A. WEPP is a program delivered by Service Canada, which reimburses eligible employees for unpaid wages, vacation pay, severance and termination pay that are owed after an employer becomes Bankrupt or is subject to a Receivership under the Bankruptcy and Insolvency Act.

The maximum payment for an eligible employee is equivalent to four weeks of insurable Employment Insurance earnings less amounts prescribed by regulations. Payments under WEPP will be made directly by Service Canada and not by the Receiver or Trustee in Bankruptcy. If a payment is made to an employee by Service Canada, then Service Canada will be entitled to any dividend payments made by the Receiver or Trustee in Bankruptcy to the employee, up to the amount paid by Service Canada.

Further information on WEPP can be obtained through contacting the following:

  • Hot-line: 1-866-683-6516
  • Website: www.servicecanada.gc.ca/en/sc/wepp/apply/how.shtml
  • Mail: WEPP Processing Centre
    P.O. Box 5900
    Cornwall, Ontario, K6H 6S2

Q. Will there be a meeting of creditors?

A. No, there is no meeting of creditors in a Receivership. A meeting of creditors will only be called if the Company is Bankrupt.

Q. I am interested in purchasing the Company's assets, who should I contact?

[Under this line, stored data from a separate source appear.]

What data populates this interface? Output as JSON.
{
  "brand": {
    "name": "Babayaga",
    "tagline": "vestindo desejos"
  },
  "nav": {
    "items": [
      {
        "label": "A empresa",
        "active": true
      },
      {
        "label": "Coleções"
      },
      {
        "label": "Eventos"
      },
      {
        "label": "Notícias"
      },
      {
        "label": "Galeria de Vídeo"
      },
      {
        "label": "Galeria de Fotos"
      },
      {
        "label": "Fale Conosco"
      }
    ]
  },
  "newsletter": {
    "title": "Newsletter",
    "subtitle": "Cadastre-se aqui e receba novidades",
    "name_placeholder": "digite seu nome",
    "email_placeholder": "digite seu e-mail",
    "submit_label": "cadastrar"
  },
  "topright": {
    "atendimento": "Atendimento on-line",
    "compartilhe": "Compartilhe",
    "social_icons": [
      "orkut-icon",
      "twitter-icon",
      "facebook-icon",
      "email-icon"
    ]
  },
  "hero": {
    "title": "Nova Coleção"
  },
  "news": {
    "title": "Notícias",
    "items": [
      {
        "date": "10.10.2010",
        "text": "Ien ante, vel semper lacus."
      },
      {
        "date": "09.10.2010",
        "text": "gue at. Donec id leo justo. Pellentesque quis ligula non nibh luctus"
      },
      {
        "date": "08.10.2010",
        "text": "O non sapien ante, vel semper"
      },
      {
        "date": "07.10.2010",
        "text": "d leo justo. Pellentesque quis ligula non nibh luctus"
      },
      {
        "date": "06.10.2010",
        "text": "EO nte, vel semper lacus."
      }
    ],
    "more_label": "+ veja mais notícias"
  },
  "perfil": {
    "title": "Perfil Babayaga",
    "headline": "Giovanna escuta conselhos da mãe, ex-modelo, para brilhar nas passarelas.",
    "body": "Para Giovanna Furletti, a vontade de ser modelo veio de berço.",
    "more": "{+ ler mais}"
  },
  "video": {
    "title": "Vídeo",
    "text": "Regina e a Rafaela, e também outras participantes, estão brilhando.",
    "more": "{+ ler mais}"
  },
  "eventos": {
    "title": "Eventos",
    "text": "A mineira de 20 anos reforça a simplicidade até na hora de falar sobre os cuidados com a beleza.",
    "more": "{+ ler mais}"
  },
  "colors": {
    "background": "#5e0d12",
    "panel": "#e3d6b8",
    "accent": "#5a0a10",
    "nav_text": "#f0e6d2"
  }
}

A. You should contact either the Receiver and/or the Trustee in Bankruptcy (if one has been appointed) to determine who has the right to realize upon the assets. You can also check this website for information on the sale of assets.

Q. I'm a shareholder - will my investment be returned?

A. As a shareholder, you may have an “equity claim” against the Debtor, however an equity claim is subordinate to other creditor claims and will not be paid until all other creditors have been paid in full.